Among the mammals that winter-over in Tahoe, squirrels and chipmunks are perhaps the most numerous, and interesting, employing a variety of strategies to make it through the long, snowy season. Like all creatures that stick around through the harshest months of the year, squirrels either can stay active and try to find enough food to meet the high energetic demands of freezing temperatures and deep snow, or they can shut down and simply wait for warmer weather. Our diverse community of squirrels exhibits a full range of strategies across this spectrum.

 

Flying by Night

Tree squirrels tend to stay active, especially the large western gray squirrels that put on a bushy winter coat. The smaller Douglas’ squirrels are less insulated and more prone to sleeping through brief periods of particularly bad weather. Northern flying squirrels, which might lose their ability to glide if they put on weight through added fat or fur, do not hibernate at all.

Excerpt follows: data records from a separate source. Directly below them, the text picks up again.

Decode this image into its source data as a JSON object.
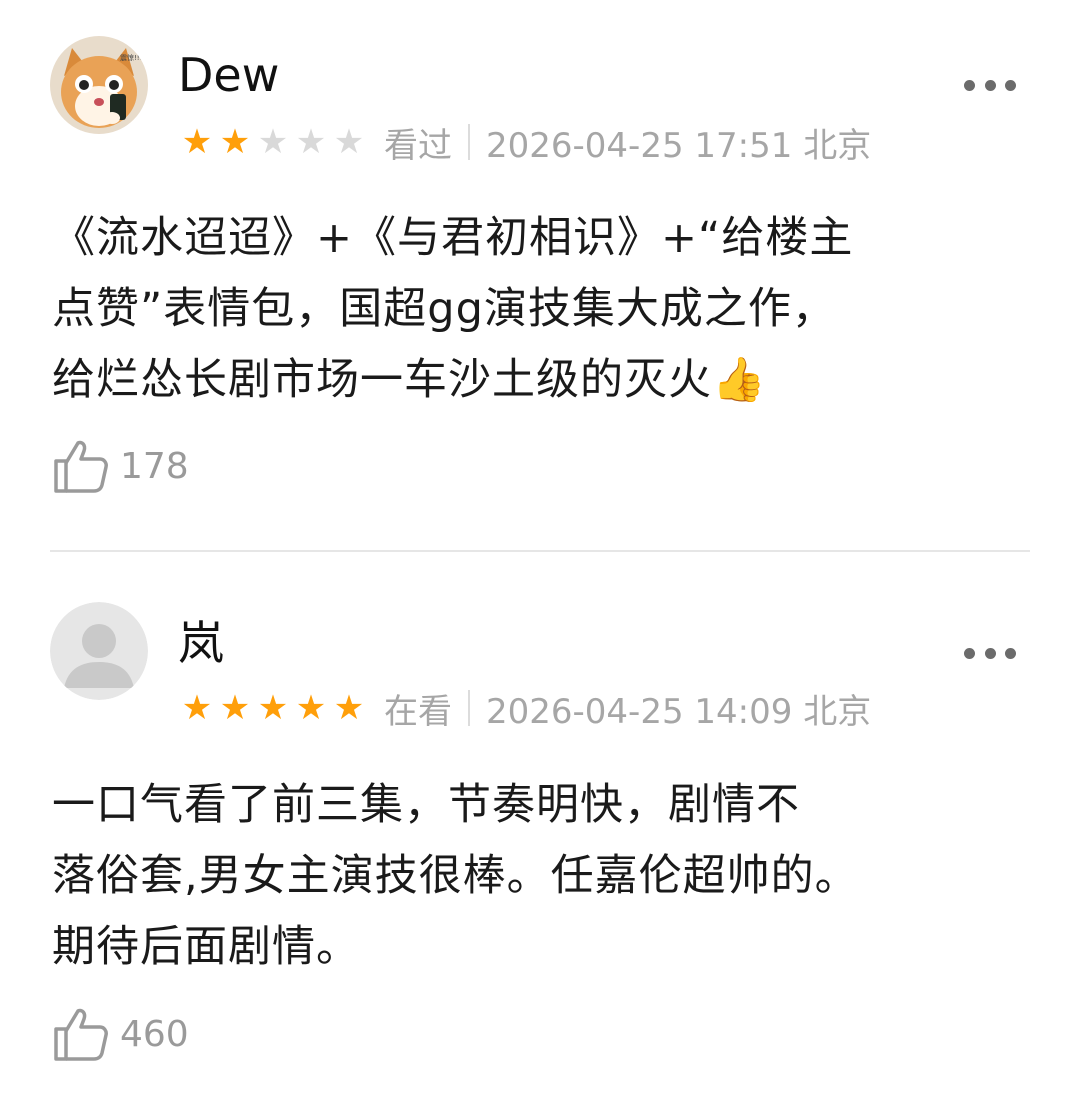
{
  "reviews": [
    {
      "username": "Dew",
      "avatar_icon": "cat-avatar-icon",
      "rating": 2,
      "max_rating": 5,
      "status": "看过",
      "time": "2026-04-25 17:51 北京",
      "content_lines": [
        "《流水迢迢》+《与君初相识》+“给楼主",
        "点赞”表情包，国超gg演技集大成之作，",
        "给烂怂长剧市场一车沙土级的灭火👍"
      ],
      "likes": "178"
    },
    {
      "username": "岚",
      "avatar_icon": "default-user-avatar-icon",
      "rating": 5,
      "max_rating": 5,
      "status": "在看",
      "time": "2026-04-25 14:09 北京",
      "content_lines": [
        "一口气看了前三集，节奏明快，剧情不",
        "落俗套,男女主演技很棒。任嘉伦超帅的。",
        "期待后面剧情。"
      ],
      "likes": "460"
    }
  ],
  "colors": {
    "star_on": "#ff9f0a",
    "star_off": "#d9d9d9",
    "meta_text": "#a6a6a6"
  }
}
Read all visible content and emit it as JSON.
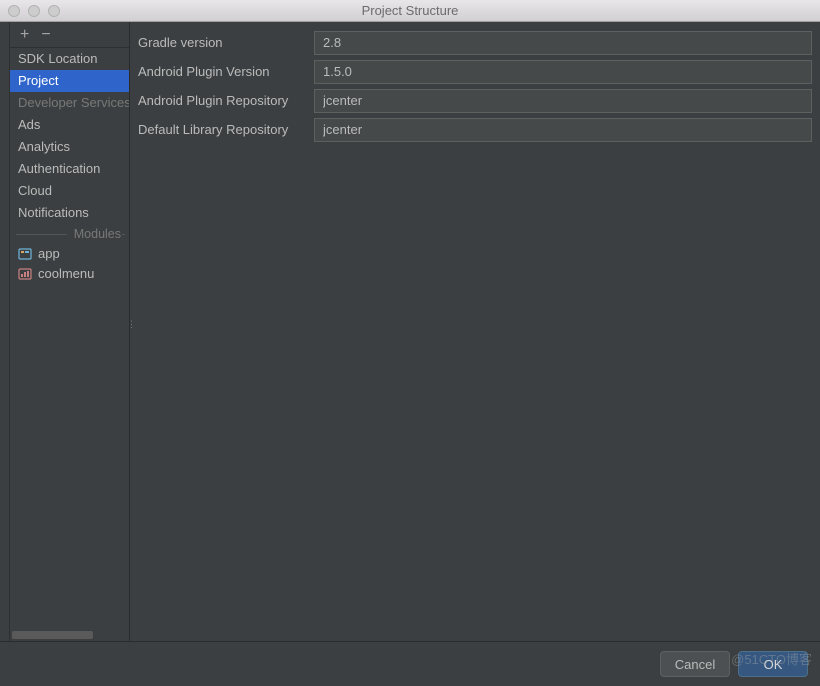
{
  "window": {
    "title": "Project Structure"
  },
  "toolbar": {
    "add_label": "+",
    "remove_label": "−"
  },
  "sidebar": {
    "items": [
      {
        "label": "SDK Location",
        "selected": false
      },
      {
        "label": "Project",
        "selected": true
      }
    ],
    "dev_services_header": "Developer Services",
    "dev_services": [
      {
        "label": "Ads"
      },
      {
        "label": "Analytics"
      },
      {
        "label": "Authentication"
      },
      {
        "label": "Cloud"
      },
      {
        "label": "Notifications"
      }
    ],
    "modules_header": "Modules",
    "modules": [
      {
        "label": "app",
        "icon": "module-app-icon"
      },
      {
        "label": "coolmenu",
        "icon": "module-lib-icon"
      }
    ]
  },
  "form": {
    "gradle_version": {
      "label": "Gradle version",
      "value": "2.8"
    },
    "android_plugin_version": {
      "label": "Android Plugin Version",
      "value": "1.5.0"
    },
    "android_plugin_repo": {
      "label": "Android Plugin Repository",
      "value": "jcenter"
    },
    "default_library_repo": {
      "label": "Default Library Repository",
      "value": "jcenter"
    }
  },
  "buttons": {
    "cancel": "Cancel",
    "ok": "OK"
  },
  "watermark": "@51CTO博客"
}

Rather, they huddle together in tree cavities or well-constructed nests to wait out storms, and forage for fungus during the coldest part of the day: the night. All flying squirrels are nocturnal, presumably due to daytime predator dangers, but this certainly makes their survival even more difficult during cold winter nights. Despite this penalty, most find enough food to make it through.

 

Staying on Schedule

Our four species of ground squirrels hibernate for the winter, a sensible strategy for animals that forage on ground that can be covered by tens of feet of snow for months at a time. Over millennia, this schedule can become hard-wired, such that actual snow on the ground has little to do with the timing of hibernation. In fact, female Belding’s ground squirrels start their hibernation in August to save energy, giving them one of the longest dormancies of any North American mammal—approximately eight months! Marmots pack on fat to survive their long hibernation, but the bounty of fresh greens, their favored food, occurs earlier in summer. Mid-summer obesity would make them easy targets for predators, so they wait until the end of the season, and then convert vegetation into body fat as fast as they possibly can.

 

“Little Bears”

The Tahoe region has no fewer than five species of chipmunk, all of whom larder caches of food to survive the winter. Through the winter, these animals sleep for brief periods (e.g. two weeks), and then wake just long enough to eat a snack and rid themselves of digestive wastes. During warmer periods, they may surface briefly for a little exercise and fresh air. Alternatively, they may surface for long periods.  In fact, much like Tahoe’s bears, the amount of torpor our chipmunks exhibit can vary tremendously from year to year and from place to place. It all depends on how much food is available. If our chipmunks can find food through the winter, they will stay active and eat. If food is too hard to come by, they can save considerable energy by retiring to their cycles of hibernation. Regardless, the chipmunks will “squirrel away” as many seeds and berries as they can during the fall. These larders become especially important in March, when stores may be running low, and deep snows cover last year’s seed crop. The shadow chipmunk is somewhat unique in that it also puts on a layer of fat for the winter, and therefore does not have to wake nearly as often as the other species.